Let’s take an example. When a computer collects information about insects, stores it, and has an ever-growing database over time; it’s considered machine learning. If this computer then independently categorizes the insects based on the information collected, you could call it artificial intelligence. This means the laptop used AI to organize the insects found on the information it gathered during machine learning. The AI , therefore, requires previous machine learning.
Machine Learning In Detail
To better understand how artificial intelligence will influence eLearning in the future, we have to delve deeper into the matter. This also requires a deeper understanding of machine learning. It is a system in which a computer can learn without explicit programming. A few years ago, what was then called AI was a set of static parameters cleverly pre-programmed by a developer.
Machine learning can be divided into three categories:
Machines are fed with data in the form of well-described questions and provided with correct solutions. After the training is complete, they will process this data and apply it to anonymous data—the accuracy results from the size of the previously learned data set.
Example: Insect datasets where the machine collects information on each species.
Machines are given specific data (i.e., in a particular category) but are not labeled or described.
Example: data on insects, but no additional information on how to understand this data.
Machines receive blank data, which is evaluated by the computer after processing. This means that the computer is told what output is intended to learn more about the decisions about that output. However, this method requires a lot of data sets to be precise.
Example: a game of chess. The machine has no pre-programmed moves (apart from the game rules), but the result (output) is weighted, so the computer knows if it has won or lost. He can apply the previously made moves (decisions) to the next game if he has won.
Deep Learning And Artificial Neural Networks
As we progress through the development of machine learning in AI, new techniques are being developed to improve effectiveness and constantly move towards genuine AI autonomy. What is meant here is an artificial neural network. Behind this is the idea of deep learning, i.e., the ability to think independently. But more on that later.

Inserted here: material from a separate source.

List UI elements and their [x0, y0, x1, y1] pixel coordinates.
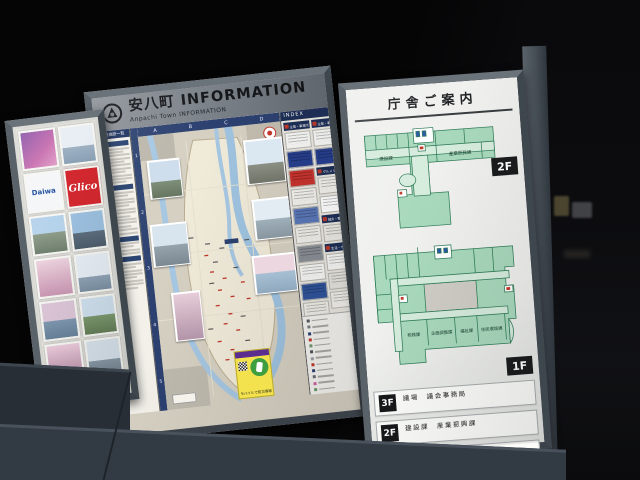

First, we need to understand what an artificial neural network even is. Put, it is a replica of the human brain and nervous system. It’s a technique used in machine learning. It consists of a network of neurons, which can be thought of as cells with multiple inputs and only one output each. The threshold value and the weighting can now be set for this artificial neuron. This means it can be specified when and which information from the inputs should be passed on. Several such neurons are then combined into networks.
To put it very simply, a neural network works like a funnel that filters all incoming information and derives a result from it. An example of this is the reverse image search on Google. If a photo of a dog playing with a ball next to a tree in a meadow is uploaded, each pixel is assigned its neuron. Depending on the weighting, the neurons decide whether the data will be passed on or not. That’s how you get the result at the end of the network, cat because all other information has been filtered out.
But only as a slight digression, because what matters to us is that artificial neural networks can be trained. The Weight and Threshold parameters are – remember, reinforced learning – modifiable. The successful image search on Google only works because you have previously fed the artificial neural network with thousands of images and from which it knew whether the result should be a dog, a tree, or a ball.
Deep Learning – Deep Neural Network
On the other hand, deep learning is more complicated as it consists of several hidden layers and creates a far more complex network called a “deep neural network.” This is where AI starts to get very interesting because deep learning is precisely the leap to self-reliance. This means that the computer no longer has to be told what to do, but examples are given to learn how to proceed in other situations—the jump from predefined steps to predefined models. Deep learning has pushed the AI field a long way lately, with incredible results in speech and image recognition.